Legenda: taça copinha-crédito da foto Alexandre Battibugli Ag. Paulistão
A Copa São Paulo de Futebol Júnior, a tradicional Copinha, chega à edição de 2026 mantendo seu papel central na formação de atletas e na vitrine do futebol brasileiro. Disputada sempre em janeiro, a competição reúne dezenas de clubes de todo o país e revela, ano após ano, jogadores que rapidamente alcançam o futebol profissional.
Apesar de sua enorme popularidade, visibilidade midiática e audiência crescente, a Copinha segue fora do mercado de apostas esportivas no Brasil, e isso não é uma escolha das casas, mas uma exigência legal.

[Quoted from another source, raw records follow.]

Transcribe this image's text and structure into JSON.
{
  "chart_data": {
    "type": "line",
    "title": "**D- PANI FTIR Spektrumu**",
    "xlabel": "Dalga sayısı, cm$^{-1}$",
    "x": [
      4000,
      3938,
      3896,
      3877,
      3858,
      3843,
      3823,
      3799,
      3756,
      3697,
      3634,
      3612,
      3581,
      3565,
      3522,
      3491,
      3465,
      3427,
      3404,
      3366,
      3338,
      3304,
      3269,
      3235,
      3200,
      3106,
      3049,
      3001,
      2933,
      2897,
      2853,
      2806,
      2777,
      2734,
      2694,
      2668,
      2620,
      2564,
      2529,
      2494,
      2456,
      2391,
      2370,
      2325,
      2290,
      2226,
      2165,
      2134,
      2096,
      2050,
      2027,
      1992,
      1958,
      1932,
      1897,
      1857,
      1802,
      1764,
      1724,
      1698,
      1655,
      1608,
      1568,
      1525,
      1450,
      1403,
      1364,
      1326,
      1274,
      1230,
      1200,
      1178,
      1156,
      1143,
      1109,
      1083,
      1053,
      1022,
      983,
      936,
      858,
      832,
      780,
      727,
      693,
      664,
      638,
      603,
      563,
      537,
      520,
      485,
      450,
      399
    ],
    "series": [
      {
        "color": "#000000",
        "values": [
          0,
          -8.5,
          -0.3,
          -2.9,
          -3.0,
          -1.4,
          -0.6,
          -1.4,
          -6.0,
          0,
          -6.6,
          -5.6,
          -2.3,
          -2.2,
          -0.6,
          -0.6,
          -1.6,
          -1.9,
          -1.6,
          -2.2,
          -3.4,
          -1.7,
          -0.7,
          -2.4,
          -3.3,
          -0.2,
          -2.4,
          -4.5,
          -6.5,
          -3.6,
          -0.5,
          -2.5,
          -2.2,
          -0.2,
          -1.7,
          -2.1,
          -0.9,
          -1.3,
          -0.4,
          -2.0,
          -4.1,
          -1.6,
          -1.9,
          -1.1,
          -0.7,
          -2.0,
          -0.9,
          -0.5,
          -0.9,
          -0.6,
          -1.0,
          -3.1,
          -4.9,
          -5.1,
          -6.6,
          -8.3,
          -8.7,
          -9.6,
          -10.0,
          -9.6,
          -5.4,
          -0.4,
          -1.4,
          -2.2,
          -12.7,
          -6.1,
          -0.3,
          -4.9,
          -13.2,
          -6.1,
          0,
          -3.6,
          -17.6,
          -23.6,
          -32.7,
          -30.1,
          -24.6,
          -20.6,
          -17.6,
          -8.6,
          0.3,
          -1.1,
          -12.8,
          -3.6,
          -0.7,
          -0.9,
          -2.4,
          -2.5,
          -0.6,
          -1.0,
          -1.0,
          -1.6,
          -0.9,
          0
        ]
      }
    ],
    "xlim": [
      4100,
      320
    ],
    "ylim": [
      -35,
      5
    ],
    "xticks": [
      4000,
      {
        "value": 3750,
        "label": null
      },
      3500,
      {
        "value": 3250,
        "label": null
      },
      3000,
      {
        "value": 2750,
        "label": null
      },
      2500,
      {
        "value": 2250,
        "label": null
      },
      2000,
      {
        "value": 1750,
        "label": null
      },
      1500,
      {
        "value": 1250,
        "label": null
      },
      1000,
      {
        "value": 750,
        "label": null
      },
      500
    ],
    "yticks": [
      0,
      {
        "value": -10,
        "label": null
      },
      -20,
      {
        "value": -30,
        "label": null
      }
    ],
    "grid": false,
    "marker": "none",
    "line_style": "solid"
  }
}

A importância da Copinha para o futebol brasileiro
Criada em 1969, a Copinha se consolidou como o maior torneio de base do país e um dos mais relevantes do mundo. Para clubes grandes e pequenos, ela cumpre múltiplas funções:
Formação esportiva e humana de atletas entre 16 e 20 anos
Vitrine nacional e internacional, com presença constante de olheiros
Fonte de receitas indiretas, por meio de futuras negociações de jogadores
Fortalecimento de marcas, especialmente para clubes de menor expressão
Ídolos recentes do futebol brasileiro, como Neymar, Casemiro, Gabriel Jesus e Vini Jr., passaram pela competição antes de se tornarem estrelas globais.
Por que a Copinha não aparece nas apostas esportivas?
A resposta está na proteção legal a crianças e adolescentes. A Copinha é disputada majoritariamente por atletas menores de 18 anos, o que impede qualquer tipo de exploração comercial ligada a apostas.
No Brasil, a legislação é clara ao proibir apostas em eventos esportivos que envolvam menores de idade, mesmo que o público apostador seja adulto.
Qual é a base legal dessa proibição?
A restrição tem fundamento em diferentes pilares legais e regulatórios:
Estatuto da Criança e do Adolescente (ECA – Lei nº 8.069/1990) O ECA estabelece a proteção integral de crianças e adolescentes contra qualquer forma de exploração econômica ou exposição a riscos que possam comprometer seu desenvolvimento.
Princípio da integridade esportiva Competições com jovens são consideradas mais vulneráveis a pressões externas, manipulação de resultados e assédio de terceiros.
Marco regulatório das apostas esportivas no Brasil As normas que estruturam o mercado regulado de apostas deixam explícita a vedação a eventos com participação de menores, alinhando o país a práticas internacionais adotadas por ligas e reguladores europeus.
Essa proibição não é exclusiva do Brasil: mercados regulados como Reino Unido, Espanha e França seguem a mesma lógica.
Desde quando essa restrição existe?
A vedação à participação de menores em apostas antecede a própria regulamentação das bets no Brasil. Ela deriva de princípios já consolidados no ECA desde os anos 1990 e foi reforçada à medida que o mercado de apostas passou a ser discutido e estruturado no país, especialmente a partir de 2018.
Com o avanço da regulação, a exclusão de torneios de base se tornou um consenso jurídico e ético.
Há impactos para clubes e para o mercado esportivo?
Sim, mas de forma equilibrada. Para os clubes, a ausência de apostas na Copinha reduz riscos de aliciamento e pressão indevida sobre jovens atletas, preserva o caráter formativo da competição e mantém o foco no desenvolvimento esportivo, não no resultado financeiro imediato
Já para o mercado de apostas, a exclusão reforça a credibilidade do setor regulado, demonstra compromisso com responsabilidade social e evita riscos reputacionais e jurídicos para as operadoras.
Na prática, o mercado se concentra em competições profissionais, enquanto a base permanece protegida.
Copinha fora das bets, mas no centro do futebol
A ausência da Copinha nas plataformas de apostas não diminui sua importância, pelo contrário. Ela reafirma o torneio como um espaço seguro de formação, onde jovens atletas podem se desenvolver longe de pressões comerciais e financeiras externas.
Em um cenário de crescimento acelerado das apostas esportivas no Brasil, a Copinha segue como um exemplo claro de que nem todo produto esportivo deve ser monetizado, especialmente quando envolve o futuro de atletas ainda em formação.